Misty - 22-Jan-15 @ 1:04 PM
I dont understand how people can so easily tell someone to kill themselves.How if they were in my position they would kill themsslves. Also the fact how the guy said how when I die he will have a party to celebrate, at first I wasn't affected but then at home my family started saying it. I know they weren't serious but it still hurt.At school instead of people telling the guy to stop saying that they agreed to come to the party to celebrate my death. One time I even said to him to go and get his friends to pray for my death maybe then God would listen to all of them as He never listened to me. Throughout all that only one person actually said something that I am grateful today. There was only one guy who at that time I asked for everyone to pray who said that why would I say that, I shouldnt think like that. Now I think of it he is the reason I am here, just because he decided to stand up.Every night I used to cry myself to sleep yet smile infront of everyone.
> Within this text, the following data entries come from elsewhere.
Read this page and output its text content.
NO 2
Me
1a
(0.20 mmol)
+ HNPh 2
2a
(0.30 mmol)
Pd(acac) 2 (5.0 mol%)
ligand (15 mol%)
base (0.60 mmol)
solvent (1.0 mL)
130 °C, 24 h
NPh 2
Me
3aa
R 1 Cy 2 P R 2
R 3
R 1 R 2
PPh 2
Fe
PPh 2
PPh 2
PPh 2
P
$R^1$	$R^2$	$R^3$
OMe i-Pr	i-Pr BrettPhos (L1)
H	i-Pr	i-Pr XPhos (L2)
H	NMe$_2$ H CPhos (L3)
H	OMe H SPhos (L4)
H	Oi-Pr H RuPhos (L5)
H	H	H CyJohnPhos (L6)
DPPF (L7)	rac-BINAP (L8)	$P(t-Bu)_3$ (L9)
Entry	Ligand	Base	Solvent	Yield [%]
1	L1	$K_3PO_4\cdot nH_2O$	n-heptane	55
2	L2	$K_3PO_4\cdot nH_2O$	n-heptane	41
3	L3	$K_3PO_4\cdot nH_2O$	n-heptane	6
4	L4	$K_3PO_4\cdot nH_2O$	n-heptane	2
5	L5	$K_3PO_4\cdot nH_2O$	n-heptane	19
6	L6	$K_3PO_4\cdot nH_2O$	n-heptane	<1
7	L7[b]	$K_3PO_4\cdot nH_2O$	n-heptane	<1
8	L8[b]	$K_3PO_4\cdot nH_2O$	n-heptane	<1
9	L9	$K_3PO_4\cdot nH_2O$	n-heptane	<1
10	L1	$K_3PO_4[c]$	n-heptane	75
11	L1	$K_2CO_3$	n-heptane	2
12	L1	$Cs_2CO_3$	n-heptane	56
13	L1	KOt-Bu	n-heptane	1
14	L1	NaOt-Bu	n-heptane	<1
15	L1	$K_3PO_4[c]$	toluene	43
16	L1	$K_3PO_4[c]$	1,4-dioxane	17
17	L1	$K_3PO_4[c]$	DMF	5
When I was by myself all the dark thoughts came; different ways to kill myself- that looked like an accident.Every time I would've a bath I would write all over my body what everyone calls me and try to get rid of it thinking if I did it will all stop. Even though I finished my time at that school and everyone's gone to different schools for sixthform or gone college, I cant forget what people said about me, I have started crying myself to sleep again. It is so easy for people to say something yet they dont realise the long term effect of their words, whenever I am walking or talking to someone I always feel as though they are judging me on how I look or how I speak. I used to be confident but now my confidence is broken I feel as though when I talk I bore people and that they would rather be somewhere else.The worst part is I can't even tell anything as they won't understand what I am talking about.One time I disclosed my feelings but the person just told me to to get over it. Since then I haven't talked to anyone about it.For anyone else I beg you to talk to someone as early as you can when you get suicidal thoughts and negative thoughts as it will be easier to move one from there.Keeping it in will kill you from the inside and you will be in the same position as me feeling stupid talking about it even though it has been a year.Get help now before it is to late.